Sirius décrocha, se perdant dans ses pensées. En face de lui, Jeyne jubilait de sa note et Lyra rangeait son devoir avec empressement. Le loup joua un instant avec un morceau restant de sa plume. Il cligna des yeux à l'évocation de son nom et reporta son attention sur son professeur.

- Greendal, j'ai compté la potion faite avec miss Targaryen pour votre note, plus un très bon devoir sur ces propriétés...

Sirius récupéra son parchemin avec la note Optimale. Des effluves de parfum diffuses de l'amortencia parvinrent jusqu'à lui. Parmi elles, le loup senti une odeur de bois de balais poli, celle des embruns de la mer sur les falaises et une dernière fruitée qu'il n'arrivait pas à clairement identifier. Une fois que tous les devoirs furent distribués le professeur se pencha sur les chaudrons de ses élèves, pour certains avec ravissement.
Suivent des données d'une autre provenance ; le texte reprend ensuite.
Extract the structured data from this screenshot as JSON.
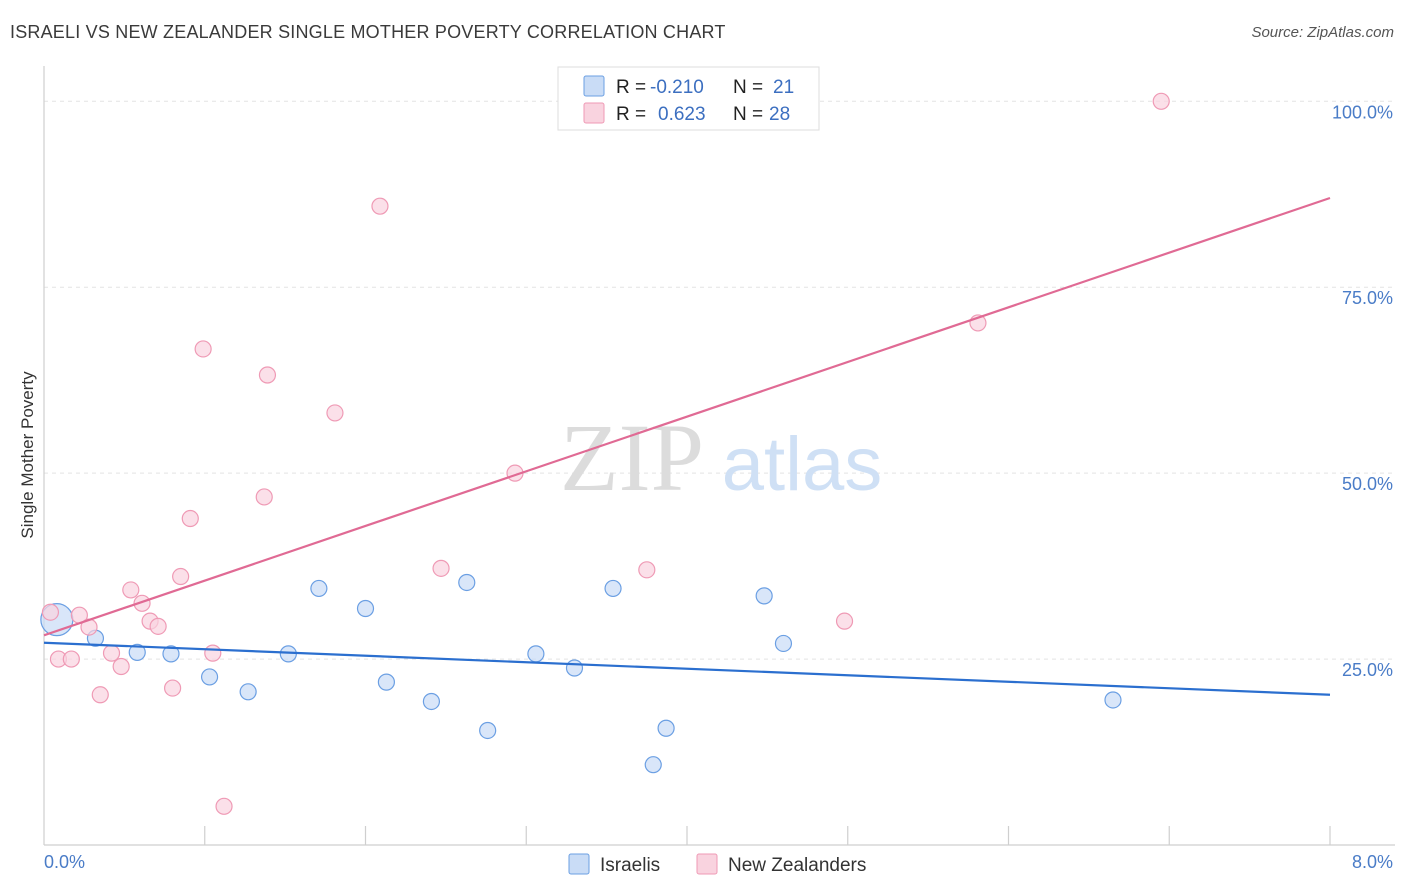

- N'oubliez surtout pas de bien recouvrir vos potions, c'est très important ! Il ne faut plus qu'elles voient la lumière du jour pendant un cycle lunaire entier, et comme la prochaine pleine lune est dans cinq jours, il commencera à cet instant.

Des brouhahas retentirent, mouvements d'élèves qui partaient vers le fond de la classe poser leurs chaudrons, recouvrant leurs potions avec divers éléments - couvercles, tissus...- et revenaient sur leur table pour ranger leurs affaires, ou inversement. Sirius fut un des derniers à se lever pour ranger sa potion. Il vit du coin de l'œil passer une crinière rousse près de lui et fit mine de chercher un couvercle à proximité.
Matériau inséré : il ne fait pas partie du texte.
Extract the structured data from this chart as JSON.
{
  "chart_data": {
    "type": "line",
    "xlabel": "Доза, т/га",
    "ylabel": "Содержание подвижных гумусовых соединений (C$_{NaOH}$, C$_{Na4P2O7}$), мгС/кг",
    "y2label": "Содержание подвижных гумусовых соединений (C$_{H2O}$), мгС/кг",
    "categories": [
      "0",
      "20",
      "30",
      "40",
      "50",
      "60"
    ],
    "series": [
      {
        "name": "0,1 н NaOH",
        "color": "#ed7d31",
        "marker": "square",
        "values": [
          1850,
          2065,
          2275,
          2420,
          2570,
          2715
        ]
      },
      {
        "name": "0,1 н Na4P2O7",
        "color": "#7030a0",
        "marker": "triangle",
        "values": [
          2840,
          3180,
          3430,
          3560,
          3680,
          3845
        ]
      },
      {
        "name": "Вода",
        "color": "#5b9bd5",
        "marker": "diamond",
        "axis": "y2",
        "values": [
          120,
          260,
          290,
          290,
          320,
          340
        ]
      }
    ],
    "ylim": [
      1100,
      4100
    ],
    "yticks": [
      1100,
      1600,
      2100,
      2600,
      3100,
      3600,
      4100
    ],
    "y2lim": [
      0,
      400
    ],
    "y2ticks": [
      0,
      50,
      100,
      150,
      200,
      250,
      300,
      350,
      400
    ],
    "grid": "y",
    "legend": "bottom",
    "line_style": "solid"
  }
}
- Eh bien, Targaryen, pour des premiers baisers, tu ne perds pas de temps... lui souffla le loup.

Aelys resta interdite un long moment, surprise par la réplique. Sirius en profita pour attraper un bout de tissu noir qu'il déposa avec soin sur sa préparation. La Gryffondor balança de mauvaise humeur son couvercle de fortune sur son chaudron. Elle rattrapa le loup avant qu'il n'arrive à sa table, que Lyra, Jeyne et Khamul partageaient, et lui répondit d'un ton sec, sous le regard surpris des trois autres.

- Il faut bien que j'oublie le tiens, Greendal. Je ne vais pas rester sur cet empoisonnement.

Puis elle tourna les talons, mettant son sac sur ses épaules et sortant du cachot. Sirius, interdit, fixa pendant un long moment la direction qu'elle avait prise, jusqu'à ce qu'il ne reste plus que ses affaires sur la table, qu'il s'empressa de ramasser. Il rejoignit ses amis à la table du déjeuner tandis que leurs attentions étaient absorbées par Aelys et son copain de Poufsouffle, un certain Alphonse Goldstein d'après Elwin, qui s'embrassaient de nouveau, près des portes de chêne. Chacun y allait de sa propre appréciation : Khamul grimaçait et montrait son dégoût, Tom se moquait, Elwin avait un sourire entendu sur la situation et Jeyne semblait osciller entre soulagement et déception. Elle montra clairement sa jalousie au loup.

- De quoi parlait Targaryen à la fin du cours ? Questionna la brune avec un battement de cil charmeur.

Tout en parlant, elle balança ses cheveux à l'arrière de sa nuque. L'effluve de leurs parfum arriva jusqu'à Sirius qui eut un instant de stupéfaction. Il venait d'identifier la dernière odeur de la potion d'Amortencia.